As a member of the Canadian Bar Association, in 1973 Dorfman was credited with introducing a CBA resolution calling on the federal government to protect the privacy of taxpayers' personal information. That resolution influenced the federal government to implement privacy protections for tax data. The resolution stated: "It is a fundamental principle of Canadian law that no person should be compelled other than on a privileged basis, to provide evidence against himself except in specifically defined circumstances."

As president of the CBA, one of the issues which Dorfman had to address was compliance by lawyers with the federal regulations of professional income under the Anti-Inflation Act, enacted by the federal Parliament in 1975. Dorfman and William Cox, the president of the Federation of Law Societies of Canada, met with the federal Justice Minister, Ron Basford, to discuss the issue.
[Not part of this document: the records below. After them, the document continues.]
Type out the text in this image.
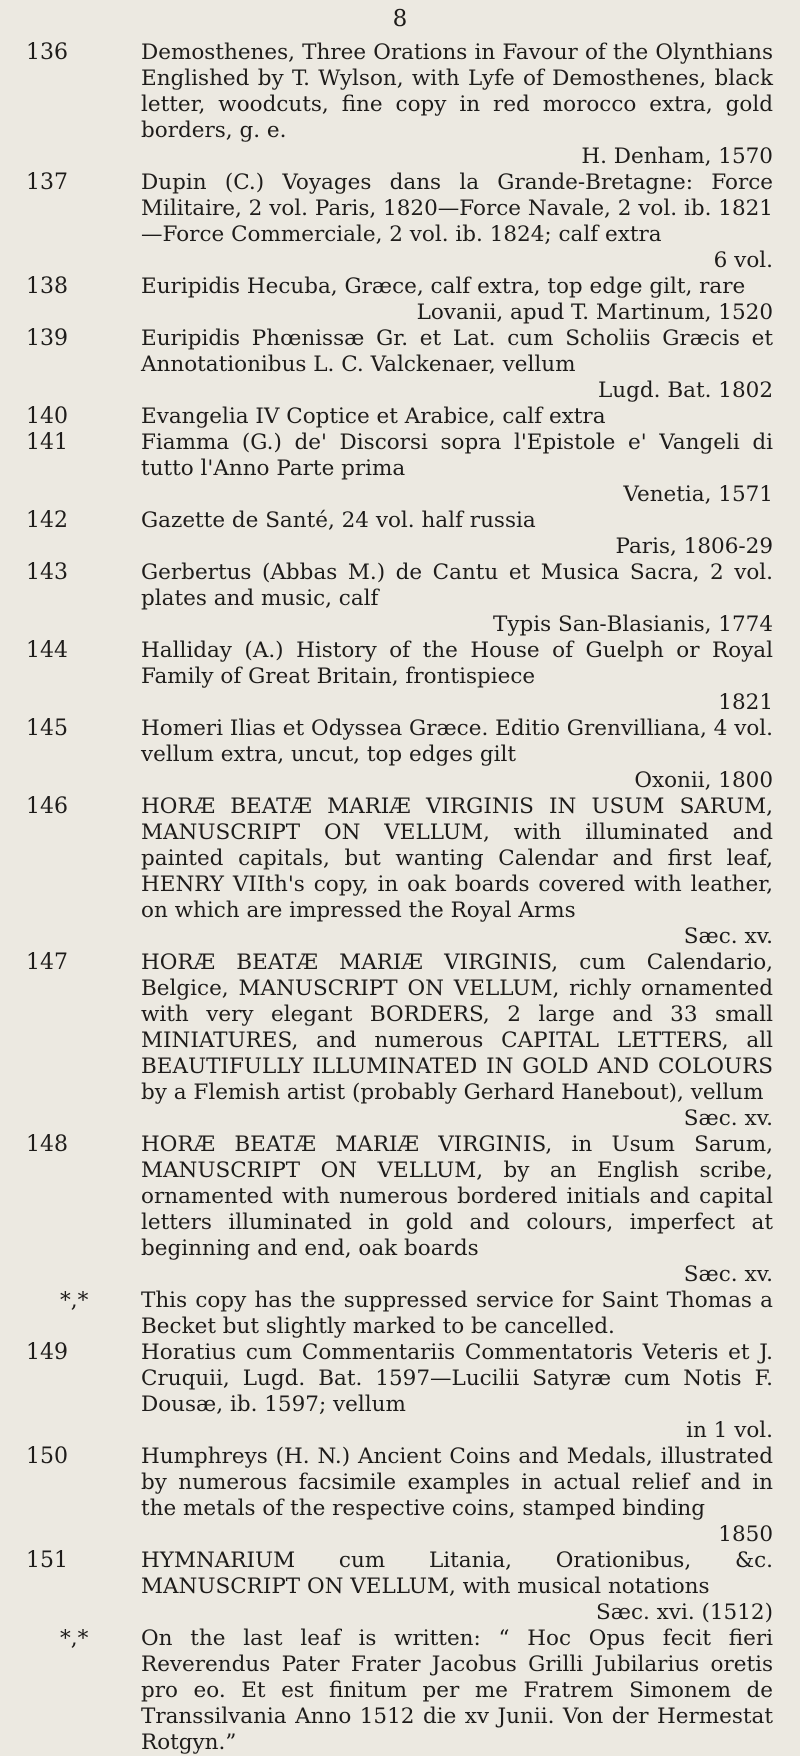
8
136	Demosthenes, Three Orations in Favour of the Olynthians Englished by T. Wylson, with Lyfe of Demosthenes, black letter, woodcuts, fine copy in red morocco extra, gold borders, g. e.
H. Denham, 1570
137	Dupin (C.) Voyages dans la Grande-Bretagne: Force Militaire, 2 vol. Paris, 1820—Force Navale, 2 vol. ib. 1821—Force Commerciale, 2 vol. ib. 1824; calf extra
6 vol.
138	Euripidis Hecuba, Græce, calf extra, top edge gilt, rare
Lovanii, apud T. Martinum, 1520
139	Euripidis Phœnissæ Gr. et Lat. cum Scholiis Græcis et Annotationibus L. C. Valckenaer, vellum
Lugd. Bat. 1802
140	Evangelia IV Coptice et Arabice, calf extra
141	Fiamma (G.) de' Discorsi sopra l'Epistole e' Vangeli di tutto l'Anno Parte prima
Venetia, 1571
142	Gazette de Santé, 24 vol. half russia
Paris, 1806-29
143	Gerbertus (Abbas M.) de Cantu et Musica Sacra, 2 vol. plates and music, calf
Typis San-Blasianis, 1774
144	Halliday (A.) History of the House of Guelph or Royal Family of Great Britain, frontispiece
1821
145	Homeri Ilias et Odyssea Græce. Editio Grenvilliana, 4 vol. vellum extra, uncut, top edges gilt
Oxonii, 1800
146	HORÆ BEATÆ MARIÆ VIRGINIS IN USUM SARUM, MANUSCRIPT ON VELLUM, with illuminated and painted capitals, but wanting Calendar and first leaf, HENRY VIIth's copy, in oak boards covered with leather, on which are impressed the Royal Arms
Sæc. xv.
147	HORÆ BEATÆ MARIÆ VIRGINIS, cum Calendario, Belgice, MANUSCRIPT ON VELLUM, richly ornamented with very elegant BORDERS, 2 large and 33 small MINIATURES, and numerous CAPITAL LETTERS, all BEAUTIFULLY ILLUMINATED IN GOLD AND COLOURS by a Flemish artist (probably Gerhard Hanebout), vellum
Sæc. xv.
148	HORÆ BEATÆ MARIÆ VIRGINIS, in Usum Sarum, MANUSCRIPT ON VELLUM, by an English scribe, ornamented with numerous bordered initials and capital letters illuminated in gold and colours, imperfect at beginning and end, oak boards
Sæc. xv.
*,* This copy has the suppressed service for Saint Thomas a Becket but slightly marked to be cancelled.
149	Horatius cum Commentariis Commentatoris Veteris et J. Cruquii, Lugd. Bat. 1597—Lucilii Satyræ cum Notis F. Dousæ, ib. 1597; vellum
in 1 vol.
150	Humphreys (H. N.) Ancient Coins and Medals, illustrated by numerous facsimile examples in actual relief and in the metals of the respective coins, stamped binding
1850
151	HYMNARIUM cum Litania, Orationibus, &c. MANUSCRIPT ON VELLUM, with musical notations
Sæc. xvi. (1512)
*,* On the last leaf is written: “ Hoc Opus fecit fieri Reverendus Pater Frater Jacobus Grilli Jubilarius oretis pro eo. Et est finitum per me Fratrem Simonem de Transsilvania Anno 1512 die xv Junii. Von der Hermestat Rotgyn.”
Dorfman advised that the CBA would urge its members to comply with the Act, consistent with the ethical requirements set out in the codes of conduct of the law societies. He said: "Lawyers more than anyone else should be concerned about upholding the law." He added that if the federal Anti-inflation Board found that an individual lawyer was not complying with the Act, that would be a matter for discipline by the relevant provincial law society.

==Community service==
Dorfman was active in his community his entire life, particularly the Jewish community in Winnipeg. He was an executive member of the Young Men's Hebrew Association and the President of the Winnipeg branch of B'nai B'rith. He was also a board member for the Shaarey Zedek Synagogue, and served a term as President of the Shaarey Zedek Brotherhood. In 1964, he was one of the founding incorporators of the Jewish Foundation of Manitoba, a non-profit corporation for charitable, educational, and cultural purposes.

During World War II, Dorfman was a director of the Trans-Migration Bureau of the Joint Distribution Committee in New York City, an organization dedicated to raising funds and assisting Jewish refugees to escape from Nazi-occupied portions of Europe. He later said that this work was one of the most significant events in his life. He also served on the Joint Distribution Committee of the Canadian Jewish Committee for Refugees, and helped to raise $30,000 for that group. He also helped raise funds for the Hebrew University of Jerusalem.

Dorfman was a member of the Young Men's Section of the Winnipeg Chamber of Commerce and served as co-chairman in 1950 of the legal division of the Community Chest (now the United Way). He was also on the board of the Royal Winnipeg Ballet.

==Death==

Dorfman died on November 9, 1993, at the age of 85. He was still working at Thompson Dorfman Sweatman, and was said to have taken a file with him to hospital to work on the day he died.

==Honours and awards==

- 1950 - appointed Queen's Counsel by the Government of Manitoba.
- 1972 - appointed a Life Bencher of the Law Society of Manitoba.
- 1977 - awarded the Queen Elizabeth II Silver Jubilee Medal by the Governor-General of Canada.
- 1977 - awarded the degree of Doctor of Laws (honoris causa) by the University of Manitoba.